With thawed pulses in tow, I tried out a few more dishes from Spilling the Beans by Julie Van Rosendaal and Sue Duncan.
White Bean Risotto with Sun-Dried Tomatoes, Spinach and Parmesan
I loved the idea of incorporating beans into risotto, especially because our usual risotto is mushroom-based, and minus the cheese, is protein-less. As a result, we usually prepare risotto to be consumed as a side dish, instead of the main that we know it can be.
This recipe of white bean risotto is a seamless way of punching up the dish, and really, the beans end up being cloaked and almost disguised in the creamy rice.
White bean risotto with sun-dried tomatoes, spinach and parmesan
I appreciated the wilted spinach, but probably could have done with three times the amount of sundried tomato (I already doubled the quantity from the original recipe). Definitely a winner we will make again!

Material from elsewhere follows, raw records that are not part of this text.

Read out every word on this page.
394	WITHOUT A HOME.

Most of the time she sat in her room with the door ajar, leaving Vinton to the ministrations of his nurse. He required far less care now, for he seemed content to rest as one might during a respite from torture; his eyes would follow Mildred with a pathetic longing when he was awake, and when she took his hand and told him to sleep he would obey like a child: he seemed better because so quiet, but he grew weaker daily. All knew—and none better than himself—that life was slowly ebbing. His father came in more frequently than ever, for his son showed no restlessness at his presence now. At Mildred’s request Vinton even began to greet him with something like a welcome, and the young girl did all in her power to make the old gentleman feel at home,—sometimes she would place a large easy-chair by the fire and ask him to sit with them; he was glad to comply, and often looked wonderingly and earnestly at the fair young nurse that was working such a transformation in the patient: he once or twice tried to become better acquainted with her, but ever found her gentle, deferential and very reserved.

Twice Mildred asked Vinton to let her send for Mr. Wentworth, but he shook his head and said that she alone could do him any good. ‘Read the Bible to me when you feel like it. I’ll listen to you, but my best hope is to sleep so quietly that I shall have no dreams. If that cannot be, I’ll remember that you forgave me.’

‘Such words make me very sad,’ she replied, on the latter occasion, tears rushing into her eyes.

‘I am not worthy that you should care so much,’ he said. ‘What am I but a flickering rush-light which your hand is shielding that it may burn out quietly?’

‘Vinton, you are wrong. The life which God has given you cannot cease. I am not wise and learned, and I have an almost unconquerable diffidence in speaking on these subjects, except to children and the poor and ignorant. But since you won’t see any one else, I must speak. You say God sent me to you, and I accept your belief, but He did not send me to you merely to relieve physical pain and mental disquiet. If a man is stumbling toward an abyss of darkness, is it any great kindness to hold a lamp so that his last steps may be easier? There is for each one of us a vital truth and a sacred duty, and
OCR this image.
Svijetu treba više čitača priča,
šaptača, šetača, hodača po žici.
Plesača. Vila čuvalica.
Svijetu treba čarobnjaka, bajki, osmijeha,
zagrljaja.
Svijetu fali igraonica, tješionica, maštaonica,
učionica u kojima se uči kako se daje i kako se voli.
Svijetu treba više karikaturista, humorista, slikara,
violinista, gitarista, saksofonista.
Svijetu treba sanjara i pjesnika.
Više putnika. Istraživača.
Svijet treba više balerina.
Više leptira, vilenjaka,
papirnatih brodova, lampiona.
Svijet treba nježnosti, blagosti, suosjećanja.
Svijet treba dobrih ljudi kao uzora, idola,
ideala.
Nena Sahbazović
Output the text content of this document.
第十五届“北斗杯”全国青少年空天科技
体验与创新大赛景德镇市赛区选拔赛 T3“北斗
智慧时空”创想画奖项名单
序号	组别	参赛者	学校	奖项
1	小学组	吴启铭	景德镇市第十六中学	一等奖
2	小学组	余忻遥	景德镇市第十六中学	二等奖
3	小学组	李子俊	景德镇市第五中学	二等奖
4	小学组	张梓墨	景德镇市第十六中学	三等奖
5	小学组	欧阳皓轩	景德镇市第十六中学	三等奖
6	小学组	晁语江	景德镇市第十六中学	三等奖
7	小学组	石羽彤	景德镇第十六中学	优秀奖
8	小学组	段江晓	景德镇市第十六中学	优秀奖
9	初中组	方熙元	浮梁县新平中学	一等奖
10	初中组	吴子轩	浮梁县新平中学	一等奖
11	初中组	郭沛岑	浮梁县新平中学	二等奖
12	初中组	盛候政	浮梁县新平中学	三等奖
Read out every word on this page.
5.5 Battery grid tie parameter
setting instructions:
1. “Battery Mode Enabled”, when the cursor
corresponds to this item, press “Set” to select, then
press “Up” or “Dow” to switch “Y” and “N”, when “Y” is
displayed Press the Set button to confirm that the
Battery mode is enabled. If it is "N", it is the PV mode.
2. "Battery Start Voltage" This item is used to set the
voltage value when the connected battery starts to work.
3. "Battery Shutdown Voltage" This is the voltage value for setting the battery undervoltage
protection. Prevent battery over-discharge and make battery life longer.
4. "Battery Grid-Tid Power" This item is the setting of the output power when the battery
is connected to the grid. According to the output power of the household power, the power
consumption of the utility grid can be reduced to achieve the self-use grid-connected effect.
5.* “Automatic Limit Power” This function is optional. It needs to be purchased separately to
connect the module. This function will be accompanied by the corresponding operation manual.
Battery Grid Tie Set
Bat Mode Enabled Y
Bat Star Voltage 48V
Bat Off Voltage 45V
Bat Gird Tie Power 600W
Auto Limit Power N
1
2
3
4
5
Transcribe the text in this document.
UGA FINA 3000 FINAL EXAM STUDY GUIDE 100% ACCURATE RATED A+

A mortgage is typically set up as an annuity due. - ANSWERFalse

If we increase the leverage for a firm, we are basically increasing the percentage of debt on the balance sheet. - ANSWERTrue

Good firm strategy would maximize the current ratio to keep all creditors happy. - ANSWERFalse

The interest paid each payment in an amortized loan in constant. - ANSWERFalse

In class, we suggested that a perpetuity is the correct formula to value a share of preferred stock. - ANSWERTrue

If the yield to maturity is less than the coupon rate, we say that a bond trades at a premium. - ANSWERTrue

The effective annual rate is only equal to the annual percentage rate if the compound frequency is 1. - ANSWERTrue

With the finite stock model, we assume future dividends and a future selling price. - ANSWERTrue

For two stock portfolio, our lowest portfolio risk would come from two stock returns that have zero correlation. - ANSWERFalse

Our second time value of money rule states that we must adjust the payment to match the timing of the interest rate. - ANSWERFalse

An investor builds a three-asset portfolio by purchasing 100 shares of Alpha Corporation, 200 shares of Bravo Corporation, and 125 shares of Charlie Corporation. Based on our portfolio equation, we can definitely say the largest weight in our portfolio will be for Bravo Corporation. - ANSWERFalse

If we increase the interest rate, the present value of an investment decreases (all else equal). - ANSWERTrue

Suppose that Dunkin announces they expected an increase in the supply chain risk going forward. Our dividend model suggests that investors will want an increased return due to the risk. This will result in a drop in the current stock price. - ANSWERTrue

Spaghetti with Garlic, Chickpeas and Braised Kale
Another vegetarian option we tried involved lacing spaghetti with garlic, chickpeas and braised kale. For some reason, pan-roasting the chickpeas didn’t quite work for me, and they didn’t end up with the crispy texture that the recipe intended. Other than that, the kale cooked up nicely, and the garlic flavour was prominent, as expected.
Spaghetti with garlic, chickpeas and braised kale
That said, it wasn’t the easiest dish to eat – it’s difficult to spear chickpeas on a fork already wrapped with spaghetti and kale! A smaller pasta like rotini or penne would have worked a lot better. As well, as most “sauceless” pastas go, it did not reheat well the next day.
But we’re not discouraged! I’m sure we’ll be thumbing through the book for even more inspiration in the next few weeks.